Starring: Kristen Stewart, Robert Pattinson, Billy Burke
Director: Catherine Hardwicke
Running Time: 122 mins
Twilight is an American film about a girl who moves from Arizona to a small town in Washington, where she meets a mysterious boy at school, who turns out to be a 108-year old vampire.
This film has a notorious reputation for being awful, but I tried hard to look at it from a fresh perspective. The thing with Twilight is, whilst it’s by no means a good film, it’s not a terrible movie either. The acting is sub-par, the dialogue is weird, and the plot makes no sense, but it’s a film with some effective directing that at least allows you to care about, and then get frustrated by, the ridiculous plot.
So, I didn’t hate Twilight. Shoot me, but I don’t think it’s that terrible. Why? Well, the best thing for me was the way it looked. It’s got this bizarre greyish-blue colour filter throughout the whole movie, but that actually worked for me. It was a striking and different choice made by the director and cinematographers, and it fit in with the slightly eerie atmosphere that the movie was trying to create.
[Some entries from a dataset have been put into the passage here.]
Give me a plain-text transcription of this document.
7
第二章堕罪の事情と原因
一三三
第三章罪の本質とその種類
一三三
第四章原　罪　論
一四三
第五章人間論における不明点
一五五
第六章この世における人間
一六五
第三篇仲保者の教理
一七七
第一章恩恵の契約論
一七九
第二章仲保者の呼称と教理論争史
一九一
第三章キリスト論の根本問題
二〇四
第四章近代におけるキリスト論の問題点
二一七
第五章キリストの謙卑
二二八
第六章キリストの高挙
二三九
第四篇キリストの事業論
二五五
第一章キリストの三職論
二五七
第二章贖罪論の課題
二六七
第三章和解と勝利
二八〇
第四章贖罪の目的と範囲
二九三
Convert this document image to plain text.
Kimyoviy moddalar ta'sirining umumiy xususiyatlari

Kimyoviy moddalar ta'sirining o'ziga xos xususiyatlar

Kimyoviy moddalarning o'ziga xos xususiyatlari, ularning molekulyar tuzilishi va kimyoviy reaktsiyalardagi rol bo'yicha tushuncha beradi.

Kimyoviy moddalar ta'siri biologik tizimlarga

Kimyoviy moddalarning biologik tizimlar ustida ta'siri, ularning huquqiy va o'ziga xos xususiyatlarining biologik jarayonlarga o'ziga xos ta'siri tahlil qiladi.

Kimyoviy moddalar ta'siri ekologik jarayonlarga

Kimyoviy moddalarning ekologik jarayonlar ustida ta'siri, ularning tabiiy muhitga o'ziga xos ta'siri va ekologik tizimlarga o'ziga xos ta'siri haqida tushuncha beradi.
Another positive, bizarrely, comes in the form of the way the story is told. Whilst the actual content of the plot is utter rubbish, this is a well-directed enough movie to at least make you care about what’s going on. Yes, it may have been ultimately frustrating to sit through the teen angsty hunky vampire romance stuff, but at least I was able to stay awake while watching the movie, which, in comparison to bore-fests like Fifty Shades Of Grey, is good to see.
But I don’t want to shower too much praise on this movie because it is still ultimately a disappointing watch. The major issues come from the plot, which is completely ridiculous. The romance is pretty unconvincing thanks to two poor performances from Kristen Stewart and Robert Pattinson, actors who have proved they can do much better, whilst the direction that the story takes in favour of a more chick-flicky romance instead of a darker monster movie was disappointing.
I really felt that that was the biggest missed opportunity of this movie. Thanks to the directing, the atmosphere wasn’t too upbeat or popcorny, but I think that if the story, which comes from Stephenie Meyer’s book, favoured an eerier and darker look at the mythological creatures involved in the story, rather than turning it into a 13 year old emo’s version of The Notebook, it could have been far more interesting, which was very frustrating to see, and I can only hope that the sequels do something to rectify that.
Overall, I didn’t think too much of this film. I don’t think it deserves its infamously awful reputation, because there are far worse and more awkward movies about, but I do think that its poor story, coupled with some bad lead performances make it a very frustrating watch, so that’s why Twilight gets a 6.0 from me.